One of the most common diseases of the ligamentous apparatus of the feet, in which the sole of the foot hurts when walking, is plantar fasciitis - inflammation of the broad ligament that runs along the sole and connects the heel to the base of the toes. In the early stages of plantar fasciitis, the instep of the foot hurts when walking, and when the ligament in the area of the connection with the heel ossifies, a heel spur is formed, characterized by sharp pain in the heel area, intensifying at the time of loading.
Symptoms
With a variety of causes for heel pain, the symptoms of discomfort also vary. It is not for nothing that the doctor begins collecting anamnesis by clarifying the nature of the pain in order to understand in which direction to move. So, different diseases entail different sensations when they occur:
- throbbing pain in the form of alternating impulses;
- severe acute pain, constantly disturbing;
- periodic pain that occurs locally or everywhere;
- systematic morning and/or evening pain (often occurring immediately after overwork);
- redness;
- numbness;
- heat in the foot area;
- swelling and swelling;
- fever.
It is noteworthy that the initial stages of almost all diseases are asymptomatic.
Muscle inflammation
The muscles of the foot may hurt when walking after intense physical activity due to the accumulation of lactic acid in the muscle tissue. This pain does not require treatment and goes away within a few days.

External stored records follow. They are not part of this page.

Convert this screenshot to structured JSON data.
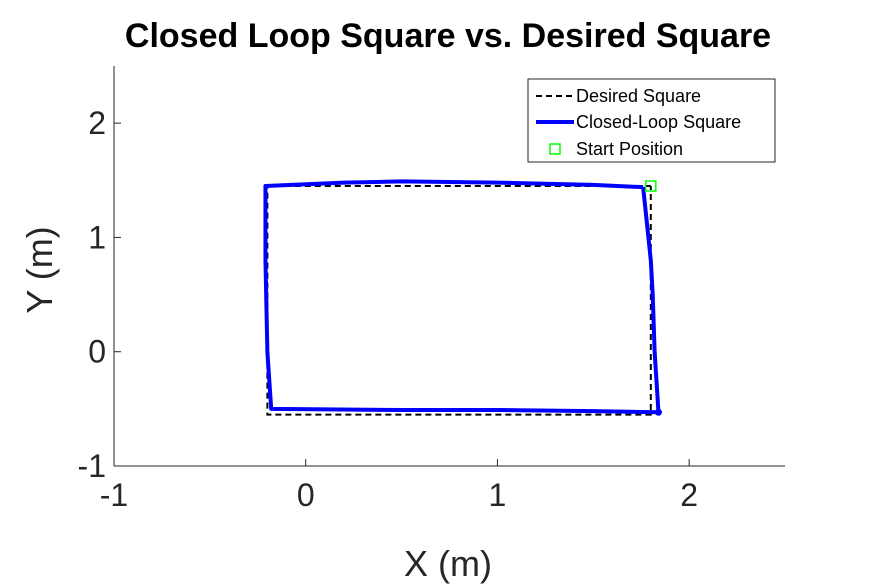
{
  "chart_data": {
    "type": "line",
    "title": "Closed Loop Square vs. Desired Square",
    "xlabel": "X (m)",
    "ylabel": "Y (m)",
    "xlim": [
      -1,
      2.5
    ],
    "ylim": [
      -1,
      2.5
    ],
    "xticks": [
      -1,
      0,
      1,
      2
    ],
    "yticks": [
      -1,
      0,
      1,
      2
    ],
    "xtick_labels": [
      "-1",
      "0",
      "1",
      "2"
    ],
    "ytick_labels": [
      "-1",
      "0",
      "1",
      "2"
    ],
    "grid": false,
    "legend": "top-right",
    "axis_color": "#262626",
    "series": [
      {
        "name": "Desired Square",
        "style": "dashed",
        "color": "#000000",
        "x": [
          1.8,
          -0.2,
          -0.2,
          1.8,
          1.8
        ],
        "y": [
          1.45,
          1.45,
          -0.55,
          -0.55,
          1.45
        ]
      },
      {
        "name": "Closed-Loop Square",
        "style": "solid",
        "color": "#0000ff",
        "x": [
          1.76,
          1.5,
          1.0,
          0.5,
          0.2,
          -0.21,
          -0.21,
          -0.2,
          -0.18,
          0.5,
          1.0,
          1.5,
          1.84,
          1.82,
          1.81,
          1.8,
          1.76
        ],
        "y": [
          1.44,
          1.46,
          1.48,
          1.49,
          1.48,
          1.45,
          0.8,
          0.0,
          -0.5,
          -0.51,
          -0.51,
          -0.52,
          -0.53,
          0.0,
          0.5,
          0.8,
          1.44
        ]
      },
      {
        "name": "Start Position",
        "style": "marker-square",
        "color": "#00ff00",
        "x": [
          1.8
        ],
        "y": [
          1.45
        ]
      }
    ],
    "end_marker": {
      "x": 1.84,
      "y": -0.53
    }
  }
}
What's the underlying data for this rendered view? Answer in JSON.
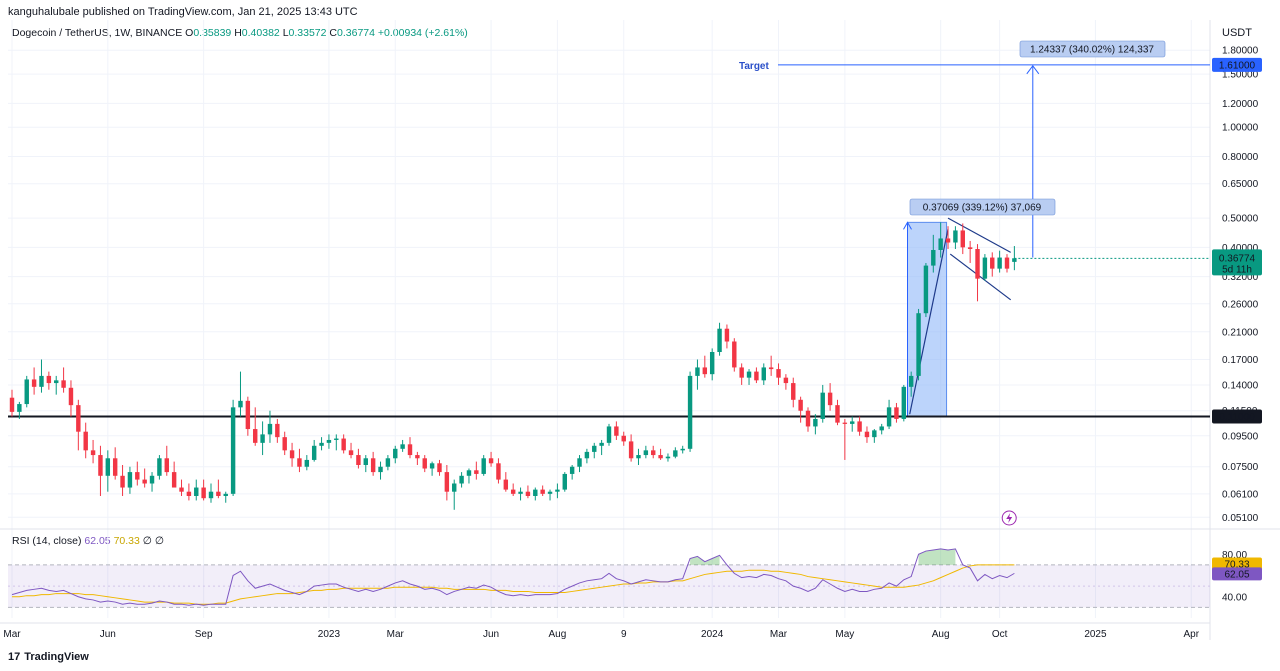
{
  "header": {
    "published_by": "kanguhalubale published on TradingView.com, Jan 21, 2025 13:43 UTC"
  },
  "legend": {
    "symbol": "Dogecoin / TetherUS, 1W, BINANCE",
    "o_label": "O",
    "o": "0.35839",
    "h_label": "H",
    "h": "0.40382",
    "l_label": "L",
    "l": "0.33572",
    "c_label": "C",
    "c": "0.36774",
    "change": "+0.00934 (+2.61%)"
  },
  "price_unit": "USDT",
  "rsi_legend": {
    "label": "RSI (14, close)",
    "value": "62.05",
    "ma": "70.33",
    "icons": "∅ ∅"
  },
  "brand": {
    "logo": "17",
    "name": "TradingView"
  },
  "annotations": {
    "target_label": "Target",
    "measure_top": "1.24337 (340.02%) 124,337",
    "measure_mid": "0.37069 (339.12%) 37,069"
  },
  "colors": {
    "up": "#089981",
    "down": "#f23645",
    "rsi": "#7e57c2",
    "rsi_ma": "#f0b800",
    "line_blue": "#2962ff",
    "box_blue": "#90b8f8",
    "support": "#131722",
    "price_label": "#089981"
  },
  "chart_data": {
    "type": "candlestick",
    "symbol": "Dogecoin / TetherUS",
    "interval": "1W",
    "y_scale": "log",
    "ylim": [
      0.047,
      2.1
    ],
    "price_ticks": [
      1.8,
      1.5,
      1.2,
      1.0,
      0.8,
      0.65,
      0.5,
      0.4,
      0.32,
      0.26,
      0.21,
      0.17,
      0.14,
      0.115,
      0.095,
      0.075,
      0.061,
      0.051
    ],
    "price_tick_labels": [
      "1.80000",
      "1.50000",
      "1.20000",
      "1.00000",
      "0.80000",
      "0.65000",
      "0.50000",
      "0.40000",
      "0.32000",
      "0.26000",
      "0.21000",
      "0.17000",
      "0.14000",
      "0.11500",
      "0.09500",
      "0.07500",
      "0.06100",
      "0.05100"
    ],
    "x_labels": [
      "Mar",
      "Jun",
      "Sep",
      "2023",
      "Mar",
      "Jun",
      "Aug",
      "9",
      "2024",
      "Mar",
      "May",
      "Aug",
      "Oct",
      "2025",
      "Apr"
    ],
    "x_label_weeks": [
      0,
      13,
      26,
      43,
      52,
      65,
      74,
      83,
      95,
      104,
      113,
      126,
      134,
      147,
      160
    ],
    "current_price": {
      "value": 0.36774,
      "label": "0.36774",
      "countdown": "5d 11h"
    },
    "support_level": {
      "value": 0.11,
      "label": "0.11000"
    },
    "target_level": {
      "value": 1.61,
      "label": "1.61000"
    },
    "candles": [
      [
        0.127,
        0.135,
        0.11,
        0.114
      ],
      [
        0.114,
        0.123,
        0.108,
        0.121
      ],
      [
        0.121,
        0.15,
        0.118,
        0.146
      ],
      [
        0.146,
        0.16,
        0.13,
        0.138
      ],
      [
        0.138,
        0.17,
        0.132,
        0.15
      ],
      [
        0.15,
        0.155,
        0.135,
        0.142
      ],
      [
        0.142,
        0.15,
        0.13,
        0.145
      ],
      [
        0.145,
        0.16,
        0.132,
        0.137
      ],
      [
        0.137,
        0.145,
        0.11,
        0.12
      ],
      [
        0.12,
        0.125,
        0.085,
        0.098
      ],
      [
        0.098,
        0.105,
        0.08,
        0.085
      ],
      [
        0.085,
        0.092,
        0.077,
        0.082
      ],
      [
        0.082,
        0.088,
        0.06,
        0.07
      ],
      [
        0.07,
        0.085,
        0.062,
        0.08
      ],
      [
        0.08,
        0.087,
        0.068,
        0.07
      ],
      [
        0.07,
        0.076,
        0.06,
        0.064
      ],
      [
        0.064,
        0.075,
        0.061,
        0.072
      ],
      [
        0.072,
        0.078,
        0.065,
        0.068
      ],
      [
        0.068,
        0.074,
        0.064,
        0.066
      ],
      [
        0.066,
        0.072,
        0.062,
        0.07
      ],
      [
        0.07,
        0.082,
        0.068,
        0.08
      ],
      [
        0.08,
        0.088,
        0.07,
        0.072
      ],
      [
        0.072,
        0.078,
        0.066,
        0.064
      ],
      [
        0.064,
        0.068,
        0.06,
        0.062
      ],
      [
        0.062,
        0.066,
        0.058,
        0.06
      ],
      [
        0.06,
        0.068,
        0.058,
        0.064
      ],
      [
        0.064,
        0.068,
        0.058,
        0.059
      ],
      [
        0.059,
        0.066,
        0.057,
        0.062
      ],
      [
        0.062,
        0.068,
        0.059,
        0.06
      ],
      [
        0.06,
        0.062,
        0.057,
        0.061
      ],
      [
        0.061,
        0.125,
        0.06,
        0.118
      ],
      [
        0.118,
        0.155,
        0.11,
        0.124
      ],
      [
        0.124,
        0.128,
        0.095,
        0.1
      ],
      [
        0.1,
        0.118,
        0.088,
        0.09
      ],
      [
        0.09,
        0.106,
        0.082,
        0.096
      ],
      [
        0.096,
        0.115,
        0.09,
        0.104
      ],
      [
        0.104,
        0.108,
        0.09,
        0.094
      ],
      [
        0.094,
        0.098,
        0.082,
        0.085
      ],
      [
        0.085,
        0.09,
        0.075,
        0.08
      ],
      [
        0.08,
        0.086,
        0.072,
        0.075
      ],
      [
        0.075,
        0.082,
        0.073,
        0.079
      ],
      [
        0.079,
        0.092,
        0.078,
        0.088
      ],
      [
        0.088,
        0.094,
        0.085,
        0.09
      ],
      [
        0.09,
        0.096,
        0.086,
        0.092
      ],
      [
        0.092,
        0.096,
        0.085,
        0.093
      ],
      [
        0.093,
        0.096,
        0.083,
        0.085
      ],
      [
        0.085,
        0.09,
        0.08,
        0.082
      ],
      [
        0.082,
        0.086,
        0.074,
        0.076
      ],
      [
        0.076,
        0.082,
        0.072,
        0.08
      ],
      [
        0.08,
        0.084,
        0.07,
        0.072
      ],
      [
        0.072,
        0.078,
        0.068,
        0.075
      ],
      [
        0.075,
        0.082,
        0.073,
        0.08
      ],
      [
        0.08,
        0.088,
        0.077,
        0.086
      ],
      [
        0.086,
        0.092,
        0.084,
        0.089
      ],
      [
        0.089,
        0.094,
        0.08,
        0.082
      ],
      [
        0.082,
        0.084,
        0.076,
        0.08
      ],
      [
        0.08,
        0.082,
        0.072,
        0.074
      ],
      [
        0.074,
        0.078,
        0.07,
        0.077
      ],
      [
        0.077,
        0.079,
        0.07,
        0.072
      ],
      [
        0.072,
        0.076,
        0.058,
        0.062
      ],
      [
        0.062,
        0.068,
        0.054,
        0.066
      ],
      [
        0.066,
        0.072,
        0.064,
        0.07
      ],
      [
        0.07,
        0.074,
        0.066,
        0.073
      ],
      [
        0.073,
        0.078,
        0.068,
        0.071
      ],
      [
        0.071,
        0.082,
        0.07,
        0.08
      ],
      [
        0.08,
        0.084,
        0.075,
        0.077
      ],
      [
        0.077,
        0.08,
        0.066,
        0.068
      ],
      [
        0.068,
        0.072,
        0.062,
        0.063
      ],
      [
        0.063,
        0.066,
        0.06,
        0.061
      ],
      [
        0.061,
        0.064,
        0.058,
        0.062
      ],
      [
        0.062,
        0.065,
        0.059,
        0.06
      ],
      [
        0.06,
        0.064,
        0.058,
        0.063
      ],
      [
        0.063,
        0.065,
        0.06,
        0.061
      ],
      [
        0.061,
        0.063,
        0.058,
        0.062
      ],
      [
        0.062,
        0.066,
        0.059,
        0.063
      ],
      [
        0.063,
        0.072,
        0.062,
        0.071
      ],
      [
        0.071,
        0.076,
        0.068,
        0.075
      ],
      [
        0.075,
        0.082,
        0.072,
        0.08
      ],
      [
        0.08,
        0.086,
        0.077,
        0.084
      ],
      [
        0.084,
        0.09,
        0.08,
        0.088
      ],
      [
        0.088,
        0.092,
        0.082,
        0.09
      ],
      [
        0.09,
        0.104,
        0.088,
        0.102
      ],
      [
        0.102,
        0.106,
        0.092,
        0.095
      ],
      [
        0.095,
        0.098,
        0.088,
        0.091
      ],
      [
        0.091,
        0.096,
        0.078,
        0.08
      ],
      [
        0.08,
        0.086,
        0.076,
        0.082
      ],
      [
        0.082,
        0.088,
        0.08,
        0.085
      ],
      [
        0.085,
        0.088,
        0.08,
        0.082
      ],
      [
        0.082,
        0.086,
        0.079,
        0.08
      ],
      [
        0.08,
        0.083,
        0.078,
        0.081
      ],
      [
        0.081,
        0.087,
        0.08,
        0.085
      ],
      [
        0.085,
        0.088,
        0.083,
        0.086
      ],
      [
        0.086,
        0.155,
        0.084,
        0.15
      ],
      [
        0.15,
        0.17,
        0.135,
        0.16
      ],
      [
        0.16,
        0.175,
        0.148,
        0.152
      ],
      [
        0.152,
        0.185,
        0.145,
        0.18
      ],
      [
        0.18,
        0.225,
        0.175,
        0.215
      ],
      [
        0.215,
        0.222,
        0.185,
        0.195
      ],
      [
        0.195,
        0.2,
        0.155,
        0.16
      ],
      [
        0.16,
        0.165,
        0.14,
        0.148
      ],
      [
        0.148,
        0.158,
        0.14,
        0.155
      ],
      [
        0.155,
        0.16,
        0.142,
        0.145
      ],
      [
        0.145,
        0.165,
        0.14,
        0.16
      ],
      [
        0.16,
        0.175,
        0.15,
        0.158
      ],
      [
        0.158,
        0.165,
        0.14,
        0.148
      ],
      [
        0.148,
        0.152,
        0.135,
        0.142
      ],
      [
        0.142,
        0.148,
        0.118,
        0.125
      ],
      [
        0.125,
        0.128,
        0.105,
        0.115
      ],
      [
        0.115,
        0.118,
        0.098,
        0.102
      ],
      [
        0.102,
        0.112,
        0.096,
        0.108
      ],
      [
        0.108,
        0.14,
        0.105,
        0.132
      ],
      [
        0.132,
        0.142,
        0.115,
        0.12
      ],
      [
        0.12,
        0.125,
        0.103,
        0.105
      ],
      [
        0.105,
        0.108,
        0.079,
        0.104
      ],
      [
        0.104,
        0.11,
        0.098,
        0.106
      ],
      [
        0.106,
        0.11,
        0.095,
        0.098
      ],
      [
        0.098,
        0.102,
        0.09,
        0.094
      ],
      [
        0.094,
        0.1,
        0.09,
        0.099
      ],
      [
        0.099,
        0.104,
        0.096,
        0.102
      ],
      [
        0.102,
        0.125,
        0.1,
        0.118
      ],
      [
        0.118,
        0.122,
        0.105,
        0.108
      ],
      [
        0.108,
        0.14,
        0.106,
        0.138
      ],
      [
        0.138,
        0.155,
        0.128,
        0.15
      ],
      [
        0.15,
        0.25,
        0.145,
        0.242
      ],
      [
        0.242,
        0.355,
        0.235,
        0.348
      ],
      [
        0.348,
        0.44,
        0.33,
        0.392
      ],
      [
        0.392,
        0.484,
        0.37,
        0.428
      ],
      [
        0.428,
        0.47,
        0.395,
        0.415
      ],
      [
        0.415,
        0.47,
        0.395,
        0.455
      ],
      [
        0.455,
        0.48,
        0.38,
        0.4
      ],
      [
        0.4,
        0.42,
        0.355,
        0.395
      ],
      [
        0.395,
        0.41,
        0.265,
        0.315
      ],
      [
        0.315,
        0.38,
        0.31,
        0.37
      ],
      [
        0.37,
        0.385,
        0.32,
        0.34
      ],
      [
        0.34,
        0.39,
        0.33,
        0.37
      ],
      [
        0.37,
        0.38,
        0.33,
        0.34
      ],
      [
        0.358,
        0.404,
        0.336,
        0.368
      ]
    ],
    "rsi": {
      "name": "RSI (14, close)",
      "ylim": [
        20,
        100
      ],
      "overbought": 70,
      "oversold": 30,
      "visible_ticks": [
        80,
        40
      ],
      "value": 62.05,
      "ma_value": 70.33,
      "values": [
        42,
        44,
        46,
        47,
        48,
        46,
        45,
        46,
        43,
        40,
        38,
        37,
        35,
        36,
        35,
        33,
        34,
        33,
        33,
        34,
        36,
        35,
        33,
        33,
        32,
        33,
        32,
        33,
        33,
        33,
        60,
        64,
        55,
        48,
        50,
        52,
        49,
        46,
        44,
        42,
        45,
        50,
        51,
        52,
        52,
        49,
        47,
        45,
        47,
        45,
        47,
        50,
        53,
        55,
        52,
        50,
        47,
        48,
        46,
        42,
        45,
        47,
        49,
        48,
        51,
        49,
        45,
        42,
        41,
        42,
        41,
        42,
        42,
        42,
        43,
        47,
        50,
        53,
        55,
        56,
        57,
        62,
        57,
        55,
        52,
        54,
        56,
        55,
        54,
        54,
        56,
        57,
        76,
        78,
        73,
        76,
        79,
        70,
        62,
        58,
        59,
        58,
        61,
        60,
        57,
        55,
        50,
        48,
        45,
        48,
        56,
        52,
        48,
        45,
        47,
        45,
        45,
        47,
        48,
        53,
        50,
        56,
        59,
        80,
        83,
        84,
        85,
        84,
        85,
        70,
        67,
        55,
        61,
        57,
        60,
        58,
        62
      ],
      "ma": [
        40,
        40,
        41,
        41,
        42,
        42,
        43,
        43,
        43,
        43,
        42,
        42,
        41,
        40,
        39,
        38,
        37,
        36,
        35,
        35,
        35,
        35,
        34,
        34,
        34,
        33,
        33,
        33,
        34,
        34,
        36,
        38,
        39,
        40,
        41,
        42,
        43,
        43,
        43,
        44,
        45,
        46,
        46,
        47,
        47,
        48,
        48,
        48,
        48,
        48,
        48,
        48,
        49,
        49,
        49,
        49,
        49,
        49,
        48,
        48,
        47,
        47,
        47,
        47,
        47,
        46,
        46,
        46,
        45,
        45,
        45,
        44,
        44,
        44,
        44,
        44,
        45,
        46,
        47,
        48,
        49,
        50,
        51,
        52,
        52,
        53,
        53,
        54,
        54,
        54,
        55,
        55,
        57,
        59,
        61,
        62,
        63,
        64,
        64,
        64,
        65,
        65,
        65,
        64,
        64,
        63,
        62,
        61,
        59,
        58,
        57,
        56,
        55,
        54,
        53,
        52,
        51,
        50,
        49,
        49,
        49,
        49,
        50,
        51,
        53,
        55,
        58,
        61,
        64,
        67,
        69,
        70,
        70,
        70,
        70,
        70,
        70
      ]
    }
  }
}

Inflammatory processes in the soft tissues of the feet, caused by:
- corns;
- calluses;
- ingrown nails;
- infection of periungual tissues (panacirium).
They make walking difficult and cause suffering, but among all the causes of foot pain they are the most harmless. If you consult a doctor in a timely manner, these pathologies can be easily treated and do not lead to the development of complications.

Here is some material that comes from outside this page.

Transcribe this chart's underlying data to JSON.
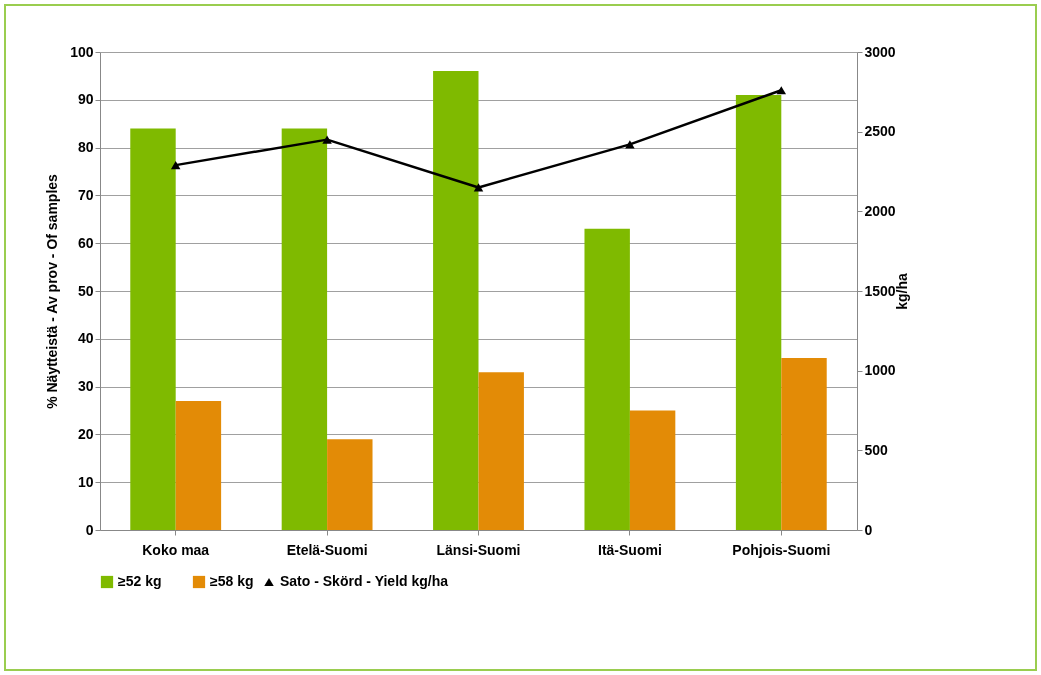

It is important to correctly diagnose inflammation of the soft tissues of the feet, so as not to confuse them with symptoms of much more serious diseases, such as atherosclerosis of the lower extremities, diabetic foot.
Useful video from a doctor
Professor, neurologist, chiropractor and medical kinesiologist, MD. Vasilievna Lyudmila Fedorovna about pain in the foot:
Author of the article:
Kaplan Alexander Sergeevich |
Orthopedist Education: diploma in General Medicine received in 2009 at the Medical Academy named after. I. M. Sechenov. In 2012, she completed postgraduate studies in the specialty “Traumatology and Orthopedics” at the City Clinical Hospital named after. Botkin at the Department of Traumatology, Orthopedics and Disaster Surgery. Our authors
Vascular diseases
One of the most serious causes of pain in the legs is atherosclerosis of the lower extremities, in which the supply of oxygen and nutrients to the tissues of the feet is disrupted. The main causes of this disease are diabetes and smoking.
Diabetes mellitus leads to the development of the so-called diabetic foot, characterized by a whole complex of pathological changes. In the initial stages of the disease, symptoms such as decreased skin sensitivity, a feeling of numbness, nail deformation, swelling, itching, dryness, discoloration of the skin, and the ball of the foot may hurt when walking. In later stages, non-healing ulcers appear, which affect increasingly deeper layers of tissue down to the bones and lead to the development of gangrene, which requires immediate amputation of the legs above the affected tissue.